Turkey election: PM Davutoglu resigns in procedural move

Turkish Prime Minister Ahmet Davutoglu Image copyright AFP
Image caption Ahmet Davutoglu became prime minister in August 2014

Turkish Prime Minister Ahmet Davutoglu has resigned in a procedural move after his AK Party lost its majority in parliamentary elections.

President Recep Tayyip Erdogan accepted Mr Davutoglu's gesture but asked him to stay in the post until a new government was formed.

Mr Erdogan is now expected to give Mr Davutoglu the difficult task of forming a new coalition government.

Sunday's result dealt a blow to the president's plans to boost his powers.

Political formality

The two men met on Tuesday in the capital, Ankara, to discuss the future of the government after the ruling Justice and Development (AK) Party lost its majority in parliament for the first time in 13 years.

It secured 41%, a sharp drop from 2011, and is now likely to try to form a coalition, although no party has yet indicated it is willing to join forces with the AKP.

Accepting Mr Davutoglu's resignation, Mr Erdogan expressed his thanks for the PM's services and asked him to continue to serve until a new government was established, according to a statement on the president's website (in Turkish).

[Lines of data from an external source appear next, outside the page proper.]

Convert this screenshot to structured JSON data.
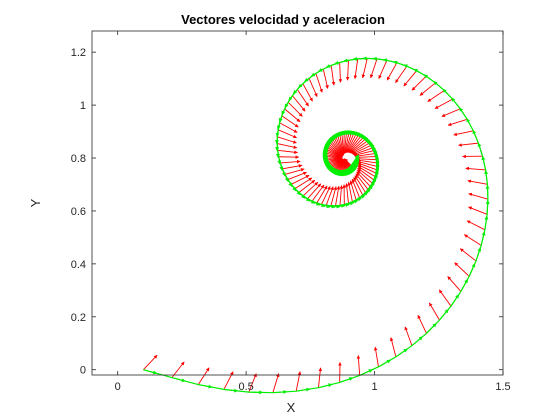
{
  "chart_data": {
    "type": "line",
    "title": "Vectores velocidad y aceleracion",
    "xlabel": "X",
    "ylabel": "Y",
    "xlim": [
      -0.1,
      1.5
    ],
    "ylim": [
      -0.02,
      1.28
    ],
    "xticks": [
      "0",
      "0.5",
      "1",
      "1.5"
    ],
    "xtick_values": [
      0,
      0.5,
      1,
      1.5
    ],
    "yticks": [
      "0",
      "0.2",
      "0.4",
      "0.6",
      "0.8",
      "1",
      "1.2"
    ],
    "ytick_values": [
      0,
      0.2,
      0.4,
      0.6,
      0.8,
      1,
      1.2
    ],
    "grid": false,
    "curve": {
      "kind": "spiral",
      "center": [
        0.88,
        0.8
      ],
      "start": [
        0.1,
        0.0
      ],
      "end_angle_turns": 2.25,
      "final_radius": 0.04
    },
    "series": [
      {
        "color": "#00ee00",
        "values": "tangent (velocity) arrows along spiral"
      },
      {
        "color": "#ff0000",
        "values": "normal (acceleration) arrows pointing to spiral center"
      }
    ],
    "colors": {
      "velocity": "#00ee00",
      "acceleration": "#ff0000",
      "axes": "#262626"
    }
  }
}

The move is a political formality, and Mr Davutoglu's future remains unclear.

After the official final result is declared, the AK Party will have 45 days to form a new government.

Opposition parties are likely to demand limits on President Erdogan's role.

If no deal is reached on a coalition, a fragile minority government and early elections loom.

Image copyright Reuters
Image caption President Erdogan dominated the AK Party's campaign but has hardly been seen since the result

Mr Erdogan had been seeking a two-thirds majority to turn Turkey into a presidential republic, but his Islamist-rooted AK Party fell short.

The pro-Kurdish People's Democratic Party (HDP) upset his ambitions by crossing the 10% threshold, securing seats in parliament for the first time.

Relations tense

In a separate development on Tuesday four people were shot dead when violence erupted in Turkey's mainly Kurdish south-eastern city of Diyarbakir.

Clashes reportedly broke out after the head of a charity linked to a Kurdish Islamist party, Huda Par, was killed.

Correspondents says relations are tense between supporters of Huda Par and the HDP, which condemned the attack.

Three people were killed and scores injured in a bomb attack on a pre-election HDP rally in Diyarbakir last Friday.

It is not clear who was behind either attack.